Robert Bruce was undefeated in his native Chile before shipping to the States this year. He won the G3 Ft. Marcy in his first U.S. start before a tough-trip in the G1 Manhattan where he was beaten just a length snapped his undefeated streak. A well-timed move resulted in a half-length tally in the G1 Arlington Million in August. Last out, he didn’t seem to handle the soft ground when he was second in the G1 Joe Hirsch Turf Classic at Belmont going this distance.

Channel Maker took them gate-to-wire in the Joe Hirsch last out and has really seemed to turn things around since being ridden more aggressively and placed forwardly in his races. He dead-heated for the win in the G2 Bowling Green before chasing the winner in the G1 Sword Dancer, both at Saratoga, in his two prior efforts.

Glorious Empire was the won Channel Maker dead-heated with at 22-1 and couldn’t catch at 15-1 up at the Spa this summer. A former claimer, he could just be a horse-for-the-course as his three best races by far have come at the upstate N.Y. oval.

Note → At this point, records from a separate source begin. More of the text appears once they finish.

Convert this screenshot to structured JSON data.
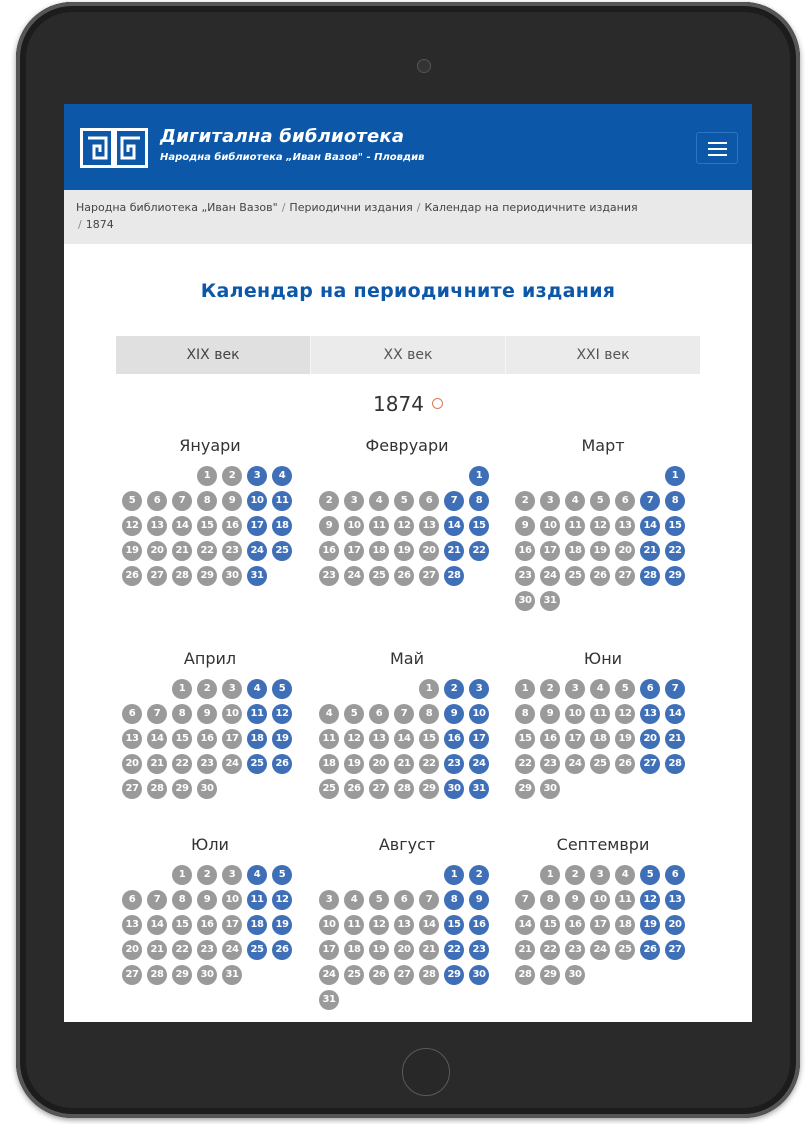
{
  "header": {
    "title": "Дигитална библиотека",
    "subtitle": "Народна библиотека „Иван Вазов\" - Пловдив",
    "logo": "book-logo-icon",
    "menu_icon": "hamburger-menu-icon"
  },
  "breadcrumb": {
    "items": [
      "Народна библиотека „Иван Вазов\"",
      "Периодични издания",
      "Календар на периодичните издания",
      "1874"
    ]
  },
  "page_title": "Календар на периодичните издания",
  "century_tabs": [
    "XIX век",
    "XX век",
    "XXI век"
  ],
  "year": "1874",
  "colors": {
    "header": "#0c57a8",
    "day_available": "#3f6fb7",
    "day_unavailable": "#9a9a9a"
  },
  "months": [
    {
      "name": "Януари",
      "days": 31,
      "first_weekday": 3,
      "blue": [
        3,
        4,
        10,
        11,
        17,
        18,
        24,
        25,
        31
      ]
    },
    {
      "name": "Февруари",
      "days": 28,
      "first_weekday": 6,
      "blue": [
        1,
        7,
        8,
        14,
        15,
        21,
        22,
        28
      ]
    },
    {
      "name": "Март",
      "days": 31,
      "first_weekday": 6,
      "blue": [
        1,
        7,
        8,
        14,
        15,
        21,
        22,
        28,
        29
      ]
    },
    {
      "name": "Април",
      "days": 30,
      "first_weekday": 2,
      "blue": [
        4,
        5,
        11,
        12,
        18,
        19,
        25,
        26
      ]
    },
    {
      "name": "Май",
      "days": 31,
      "first_weekday": 4,
      "blue": [
        2,
        3,
        9,
        10,
        16,
        17,
        23,
        24,
        30,
        31
      ]
    },
    {
      "name": "Юни",
      "days": 30,
      "first_weekday": 0,
      "blue": [
        6,
        7,
        13,
        14,
        20,
        21,
        27,
        28
      ]
    },
    {
      "name": "Юли",
      "days": 31,
      "first_weekday": 2,
      "blue": [
        4,
        5,
        11,
        12,
        18,
        19,
        25,
        26
      ]
    },
    {
      "name": "Август",
      "days": 31,
      "first_weekday": 5,
      "blue": [
        1,
        2,
        8,
        9,
        15,
        16,
        22,
        23,
        29,
        30
      ]
    },
    {
      "name": "Септември",
      "days": 30,
      "first_weekday": 1,
      "blue": [
        5,
        6,
        12,
        13,
        19,
        20,
        26,
        27
      ]
    }
  ]
}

Sadler’s Joy rallied to finish fourth in this heat last year before starting this season with a score in the G2 Mac Diarmida at Gulfstream. He’s winless since but did just miss when second by a neck in the Manhattan and third in the Bowling Green and Joe Hirsch.

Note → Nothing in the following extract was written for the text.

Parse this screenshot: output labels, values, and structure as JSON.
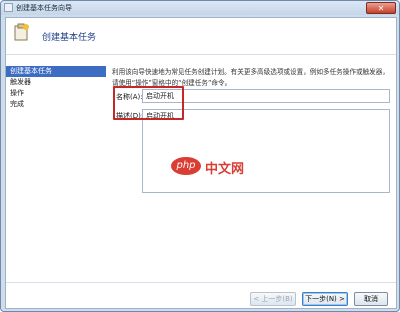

Hunting Horn was third in the G1 Belmont Derby and eighth in the G1 Secretariat at Arlington, both against three-year-olds, earlier this summer when he shipped over the pond. Still eligible for a second level allowance contest, he finished over 16 lengths behind Enable in the Arc most recently.

Hi Happy won the G2 Pan American at Gulfstream going this distance and G1 Man O’ War at Belmont at a furlong shorter earlier this spring but has tailed off since a third pace finish in the Manhattan. Perhaps he didn’t care for the Spa, where he was off-the-board in both the Bowling Green and Sword Dancer. He was second going shorter in the G2 Knickerbocker back at Belmont on Columbus Day.

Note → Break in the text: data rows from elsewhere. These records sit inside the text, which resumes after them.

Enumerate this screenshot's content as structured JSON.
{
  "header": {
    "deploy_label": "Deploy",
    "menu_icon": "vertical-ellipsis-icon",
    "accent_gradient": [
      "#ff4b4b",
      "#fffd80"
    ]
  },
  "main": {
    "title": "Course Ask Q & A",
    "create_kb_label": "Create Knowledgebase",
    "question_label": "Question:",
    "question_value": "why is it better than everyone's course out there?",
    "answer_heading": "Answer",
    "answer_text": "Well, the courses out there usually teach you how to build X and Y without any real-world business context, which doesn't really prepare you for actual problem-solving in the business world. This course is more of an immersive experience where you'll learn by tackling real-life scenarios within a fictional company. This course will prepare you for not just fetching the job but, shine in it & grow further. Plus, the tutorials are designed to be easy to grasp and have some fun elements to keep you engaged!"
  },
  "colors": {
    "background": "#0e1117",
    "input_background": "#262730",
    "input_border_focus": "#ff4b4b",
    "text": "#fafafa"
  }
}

Arklow was second in the G2 Sycamore at Keeneland just two weeks ago after winning both the prep for the G3 Kentucky Cup Classic at 10 furlongs at Ellis Park and the race itself at this trip two starts back.

Liam the Charmer won his last two starts off of a year layoff since being gelded this summer, including the G2 John Henry Turf Cup at Santa Anita a month ago.

Quarteto de Cordas ships up from Brazil and makes his first start for Ian Wilkes off of an early August layoff. He’s won five of 16 overall and one of three at this trip on turf.

If I’m Right...

Enable is just too much for this bunch and will break the Arc/Turf jinx.

Live Longshot

Sadler’s Joy should get a great set up as there seems to be a good deal of pace signed on in here. Americans usually get lost in the shuffle on the tote board in this so we should get 15-1 or more.